Conheci Reinata Sadimba, a famosa ceramista moçambicana, num dia de inverno, escuro e ventoso, extraviado em pleno verão afro-austral.
Uma amiga espanhola, a viver em Maputo, insistiu em que a acompanhasse ao atelier da artista. Encontrámos três mulheres sentadas sobre esteiras, conversando numa língua radiante, enquanto das suas mãos distraídas, afundadas entre a viva escuridão do barro, iam nascendo fabulosos seres. Soube logo, das três, quem era Reinata, mesmo nunca a tendo visto antes. Há artistas assim: não os conhecemos, mas somos capazes de os reconhecer, quando pela primeira
vez os encontramos, porque as obras deles contém algo do seu carácter.

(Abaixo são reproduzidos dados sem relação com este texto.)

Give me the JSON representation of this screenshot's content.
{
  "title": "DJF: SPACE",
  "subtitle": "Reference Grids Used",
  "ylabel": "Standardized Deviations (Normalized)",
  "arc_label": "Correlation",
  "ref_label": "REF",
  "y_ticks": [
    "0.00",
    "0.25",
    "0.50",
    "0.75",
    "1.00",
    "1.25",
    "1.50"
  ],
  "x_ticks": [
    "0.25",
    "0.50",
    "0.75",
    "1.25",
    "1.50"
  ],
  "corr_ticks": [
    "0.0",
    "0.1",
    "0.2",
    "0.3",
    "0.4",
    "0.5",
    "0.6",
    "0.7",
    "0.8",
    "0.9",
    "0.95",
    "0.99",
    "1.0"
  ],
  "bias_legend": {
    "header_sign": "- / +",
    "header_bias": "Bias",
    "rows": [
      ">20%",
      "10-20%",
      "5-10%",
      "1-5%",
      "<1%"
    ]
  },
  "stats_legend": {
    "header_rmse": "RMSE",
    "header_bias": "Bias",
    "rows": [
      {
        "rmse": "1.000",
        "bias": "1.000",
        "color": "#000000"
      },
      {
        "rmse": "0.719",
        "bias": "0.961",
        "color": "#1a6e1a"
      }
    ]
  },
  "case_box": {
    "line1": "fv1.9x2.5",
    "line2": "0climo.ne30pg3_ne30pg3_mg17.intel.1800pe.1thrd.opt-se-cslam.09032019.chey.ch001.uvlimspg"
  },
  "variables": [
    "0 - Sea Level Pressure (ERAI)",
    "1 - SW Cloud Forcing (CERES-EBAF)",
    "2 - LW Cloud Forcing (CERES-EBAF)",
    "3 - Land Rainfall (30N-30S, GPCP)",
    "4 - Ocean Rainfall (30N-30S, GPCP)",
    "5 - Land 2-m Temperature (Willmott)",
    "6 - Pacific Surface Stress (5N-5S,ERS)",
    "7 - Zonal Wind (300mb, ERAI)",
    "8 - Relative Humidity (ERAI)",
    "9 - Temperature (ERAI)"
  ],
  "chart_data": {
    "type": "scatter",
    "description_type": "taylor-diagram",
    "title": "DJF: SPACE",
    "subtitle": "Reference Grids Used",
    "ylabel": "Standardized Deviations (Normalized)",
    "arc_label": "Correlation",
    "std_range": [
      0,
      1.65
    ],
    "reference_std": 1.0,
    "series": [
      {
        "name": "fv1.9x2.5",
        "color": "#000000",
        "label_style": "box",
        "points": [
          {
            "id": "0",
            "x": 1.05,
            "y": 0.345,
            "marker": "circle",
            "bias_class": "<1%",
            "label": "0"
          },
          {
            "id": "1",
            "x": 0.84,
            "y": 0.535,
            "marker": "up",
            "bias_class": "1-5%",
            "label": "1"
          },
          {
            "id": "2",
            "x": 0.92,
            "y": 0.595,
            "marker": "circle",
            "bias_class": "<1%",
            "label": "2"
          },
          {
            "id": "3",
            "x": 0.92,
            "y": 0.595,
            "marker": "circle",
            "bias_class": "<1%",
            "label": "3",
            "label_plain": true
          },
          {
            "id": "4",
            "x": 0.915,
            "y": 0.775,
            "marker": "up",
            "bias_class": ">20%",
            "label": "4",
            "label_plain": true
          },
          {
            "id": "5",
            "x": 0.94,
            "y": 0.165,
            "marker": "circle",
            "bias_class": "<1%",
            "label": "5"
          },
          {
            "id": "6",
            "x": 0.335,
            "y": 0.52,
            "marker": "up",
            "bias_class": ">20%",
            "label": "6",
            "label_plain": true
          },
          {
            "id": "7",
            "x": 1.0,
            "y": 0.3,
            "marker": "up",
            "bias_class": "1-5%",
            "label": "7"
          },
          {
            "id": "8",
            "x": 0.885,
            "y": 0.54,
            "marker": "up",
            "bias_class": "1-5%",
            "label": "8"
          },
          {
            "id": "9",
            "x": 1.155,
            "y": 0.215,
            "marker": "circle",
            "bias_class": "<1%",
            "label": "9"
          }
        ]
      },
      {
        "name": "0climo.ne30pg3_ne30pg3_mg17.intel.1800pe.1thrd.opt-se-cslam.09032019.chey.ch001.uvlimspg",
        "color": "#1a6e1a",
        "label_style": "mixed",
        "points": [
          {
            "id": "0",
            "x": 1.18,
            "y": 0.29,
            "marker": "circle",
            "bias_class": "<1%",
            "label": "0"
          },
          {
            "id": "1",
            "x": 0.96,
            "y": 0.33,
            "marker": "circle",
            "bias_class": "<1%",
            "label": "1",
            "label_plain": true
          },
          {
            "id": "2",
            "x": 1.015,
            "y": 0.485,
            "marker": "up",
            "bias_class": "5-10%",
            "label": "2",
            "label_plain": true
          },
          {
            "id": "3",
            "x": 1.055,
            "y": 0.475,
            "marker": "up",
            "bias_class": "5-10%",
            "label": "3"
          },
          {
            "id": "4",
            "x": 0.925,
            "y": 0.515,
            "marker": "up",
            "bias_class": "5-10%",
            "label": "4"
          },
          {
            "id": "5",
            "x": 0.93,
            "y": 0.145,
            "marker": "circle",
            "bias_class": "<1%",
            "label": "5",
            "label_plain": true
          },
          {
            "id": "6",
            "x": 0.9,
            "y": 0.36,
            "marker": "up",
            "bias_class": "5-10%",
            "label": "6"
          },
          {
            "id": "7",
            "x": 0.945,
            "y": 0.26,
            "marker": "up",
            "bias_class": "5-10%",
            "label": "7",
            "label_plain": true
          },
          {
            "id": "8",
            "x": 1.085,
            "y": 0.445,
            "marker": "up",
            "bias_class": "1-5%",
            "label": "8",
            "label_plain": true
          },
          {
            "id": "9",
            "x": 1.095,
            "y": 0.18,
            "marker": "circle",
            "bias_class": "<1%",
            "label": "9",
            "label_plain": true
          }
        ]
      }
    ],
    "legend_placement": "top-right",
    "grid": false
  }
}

Reinata é uma mulher pequena e magra, com o rosto laboriosamente tatuado, e um piercing sob o lábio inferior, que lhe confere um aspecto simultaneamente arcaico e contemporâneo. Nascida à margem de toda a modernidade, a muitos quilómetros da esperança e da prosperidade, parecia destinada ao mesmo destino infeliz da maioria da população moçambicana.
Todavia, iludiu-o. Como conseguiu triunfar? Eu digo-vos - através do exercício quotidiano da alegria, de um permanente espanto infantil perante a beleza do mundo, de uma feroz vontade de viver, e, finalmente, de um desrespeito soberano pelas normas, a que poderíamos também chamar inconformismo. Tudo isto transparece nas peças que saem das suas mãos. São mães exibindo os filhos ao mundo ou amamentando-os. Casais que se amam, homens com mulheres, mas também mulheres com mulheres e homens com homens, numa sexualidade explícita, desenfreada, que parece desdenhar, com uma clara gargalhada, toda e qualquer convenção.
Reinata vem de uma aldeia, no norte de Moçambique, em Cabo Delgado, com alguma tradição de cerâmica utilitária, como potes e moringas. Terá sido ela, porém, a primeira a moldar figuras. Hoje as suas peças, um verdadeiro exército de seres prodigiosos, ameaçam invadir o planeta, sendo possível encontrá-las em museus e colecções privadas, em todas as grandes cidades europeias e americanas. Na aldeia de Reinata já toda a gente molda formas humanas e animais. É assim que se criam as tradições.
Conta-se que numa recente visita a Lisboa, Reinata se encontrou com Jorge Sampaio. O presidente português, fascinado com o trabalho da artista, quis saber em que a poderia ajudar. O que queria ela?
Traduzida a questão Reinata sorriu:
"Um marido!"
Ao que consta propunha-se ficar com o próprio Jorge Sampaio. Presumo que qualquer que seja o mundo onde viva não deva ser nada fácil para uma mulher independente, rebelde e criativa, como é o caso de Reinata, encontrar um companheiro. Os homens de todas latitudes receiam as mulheres assim. Todavia são elas quem empurram o mundo. No
caso de Moçambique, Reinata é mais do que um exemplo de esperança - é a própria esperança, criando luz, inclusive nas tardes de Inverno.